I am confused when to use $n^r$ or $r^n$ formula but what I see is that the number of ways can be explained by either formula so when to apply which formula,please clarify?

Answer 1

$n^r$ captures the number of ways to arrange $r$ objects into a line when you have $n$ options at each position. On the other hand, $r^n$ will capture the number of ways to arrange $n$ objects into a line with $r$ options at each position. As you can see, there's not a fundamental difference between the two formulas because they're solving the same kind of counting problem. The difference is only in how many objects are in the arrangement (which is the power) and how many options you have at each position of the arrangement (which is the base).

Crucial to these is that repetition is allowed, meaning you can use the same object in multiple positions, and that order matters. The formula is a consequence of what's often known as the 'multiplication principle'.
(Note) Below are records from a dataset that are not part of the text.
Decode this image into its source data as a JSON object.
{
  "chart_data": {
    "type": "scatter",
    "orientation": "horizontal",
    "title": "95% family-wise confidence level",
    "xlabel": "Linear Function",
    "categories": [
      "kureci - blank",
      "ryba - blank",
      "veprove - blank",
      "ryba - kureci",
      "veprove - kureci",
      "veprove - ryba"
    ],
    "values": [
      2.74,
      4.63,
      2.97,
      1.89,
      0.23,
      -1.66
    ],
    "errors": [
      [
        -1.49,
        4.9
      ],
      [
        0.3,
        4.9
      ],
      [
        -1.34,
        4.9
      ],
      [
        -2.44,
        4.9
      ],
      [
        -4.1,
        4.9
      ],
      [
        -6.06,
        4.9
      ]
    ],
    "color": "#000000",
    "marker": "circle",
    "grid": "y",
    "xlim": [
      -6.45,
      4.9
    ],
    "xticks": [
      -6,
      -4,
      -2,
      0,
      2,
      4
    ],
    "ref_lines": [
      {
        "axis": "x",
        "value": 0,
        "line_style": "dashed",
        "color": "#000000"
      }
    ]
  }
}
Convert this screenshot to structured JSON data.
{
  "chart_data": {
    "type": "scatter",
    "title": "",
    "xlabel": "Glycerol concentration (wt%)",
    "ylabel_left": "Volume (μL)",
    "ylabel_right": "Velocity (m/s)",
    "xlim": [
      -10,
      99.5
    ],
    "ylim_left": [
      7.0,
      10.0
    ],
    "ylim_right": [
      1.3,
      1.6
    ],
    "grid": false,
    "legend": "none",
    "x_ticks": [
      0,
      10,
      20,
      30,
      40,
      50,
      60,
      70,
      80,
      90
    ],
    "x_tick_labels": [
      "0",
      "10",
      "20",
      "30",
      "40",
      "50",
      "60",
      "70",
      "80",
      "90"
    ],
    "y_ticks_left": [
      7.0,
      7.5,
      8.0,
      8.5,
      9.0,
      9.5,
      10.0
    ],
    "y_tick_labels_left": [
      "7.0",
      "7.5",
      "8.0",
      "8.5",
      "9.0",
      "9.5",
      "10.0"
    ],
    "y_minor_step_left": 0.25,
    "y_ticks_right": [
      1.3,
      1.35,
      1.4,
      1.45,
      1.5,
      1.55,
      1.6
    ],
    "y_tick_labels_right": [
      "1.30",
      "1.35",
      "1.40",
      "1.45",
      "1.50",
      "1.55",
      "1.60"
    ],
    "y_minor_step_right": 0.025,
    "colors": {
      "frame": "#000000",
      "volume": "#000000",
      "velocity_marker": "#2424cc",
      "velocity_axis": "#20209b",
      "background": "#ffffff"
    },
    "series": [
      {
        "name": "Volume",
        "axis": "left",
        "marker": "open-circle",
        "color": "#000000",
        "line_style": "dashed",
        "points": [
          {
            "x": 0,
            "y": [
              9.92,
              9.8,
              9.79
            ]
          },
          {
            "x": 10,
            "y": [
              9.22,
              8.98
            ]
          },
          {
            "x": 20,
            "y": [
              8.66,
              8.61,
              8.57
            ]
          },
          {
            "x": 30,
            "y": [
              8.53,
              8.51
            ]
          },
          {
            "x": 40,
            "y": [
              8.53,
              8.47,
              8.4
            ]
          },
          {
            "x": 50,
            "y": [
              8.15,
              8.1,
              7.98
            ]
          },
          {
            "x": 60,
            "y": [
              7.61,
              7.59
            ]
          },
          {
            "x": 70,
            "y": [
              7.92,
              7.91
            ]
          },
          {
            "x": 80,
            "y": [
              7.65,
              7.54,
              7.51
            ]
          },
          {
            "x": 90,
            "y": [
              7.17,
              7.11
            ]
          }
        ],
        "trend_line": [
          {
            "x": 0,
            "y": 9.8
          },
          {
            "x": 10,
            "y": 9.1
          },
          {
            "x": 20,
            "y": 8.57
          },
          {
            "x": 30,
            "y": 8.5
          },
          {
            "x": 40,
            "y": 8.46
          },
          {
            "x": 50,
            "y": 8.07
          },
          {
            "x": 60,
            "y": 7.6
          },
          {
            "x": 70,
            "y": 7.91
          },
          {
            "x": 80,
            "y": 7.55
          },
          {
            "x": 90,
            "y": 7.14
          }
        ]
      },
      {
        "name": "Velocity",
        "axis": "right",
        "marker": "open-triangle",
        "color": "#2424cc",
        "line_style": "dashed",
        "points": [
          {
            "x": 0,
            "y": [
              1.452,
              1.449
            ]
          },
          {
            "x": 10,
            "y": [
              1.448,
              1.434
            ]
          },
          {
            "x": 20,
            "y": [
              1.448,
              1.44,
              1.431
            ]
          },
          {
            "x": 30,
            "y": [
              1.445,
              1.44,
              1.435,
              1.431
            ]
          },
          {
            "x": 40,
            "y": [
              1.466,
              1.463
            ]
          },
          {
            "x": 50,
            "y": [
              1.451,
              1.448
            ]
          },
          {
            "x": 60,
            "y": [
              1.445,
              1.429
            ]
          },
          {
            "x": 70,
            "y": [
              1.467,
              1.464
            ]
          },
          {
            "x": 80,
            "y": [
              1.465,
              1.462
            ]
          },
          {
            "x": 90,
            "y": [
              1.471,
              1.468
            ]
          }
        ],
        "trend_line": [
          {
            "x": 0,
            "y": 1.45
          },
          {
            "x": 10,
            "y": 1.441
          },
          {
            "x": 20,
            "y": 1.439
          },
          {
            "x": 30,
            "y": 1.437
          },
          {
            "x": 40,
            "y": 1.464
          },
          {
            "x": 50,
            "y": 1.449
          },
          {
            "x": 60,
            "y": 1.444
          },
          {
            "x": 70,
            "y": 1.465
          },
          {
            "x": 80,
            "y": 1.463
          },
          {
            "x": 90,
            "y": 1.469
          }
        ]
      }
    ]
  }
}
As an example of their differences, let $r = 3$ and $n = 2$. Then $n^r$ can be seen as the number of binary strings of length 3 (000, 001, 010, etc.) where as $r^n$ can be seen as the number of ternary strings of length 2 (00, 01, 02, 10, etc.).

Answer 2

$n^r$ is the number of functions from a set of size $r$ to a set of size $n$: $$ n^r=\overbrace{\ \ \ \ \ \ n\ \ \ \ \ \ }^{\text{choices for element }1}\times\overbrace{\ \ \ \ \ \ n\ \ \ \ \ \ }^{\text{choices for element }2}\times\,\cdots\,\times\overbrace{\ \ \ \ \ \ n\ \ \ \ \ \ }^{\text{choices for element }r} $$ $n^r$ is also the number of ways to fill each of $r$ slots with one of $n$ objects where any of the objects can be reused.

If you think about it, you can see that these are saying the same thing.

Answer 3

I like to think a number lock when I think that formula. I.e. if you have a lock with four dials with numbers from 0 to 9, then the number of possible combinations is $10^4$, because there are four dials and each have 10 numbers.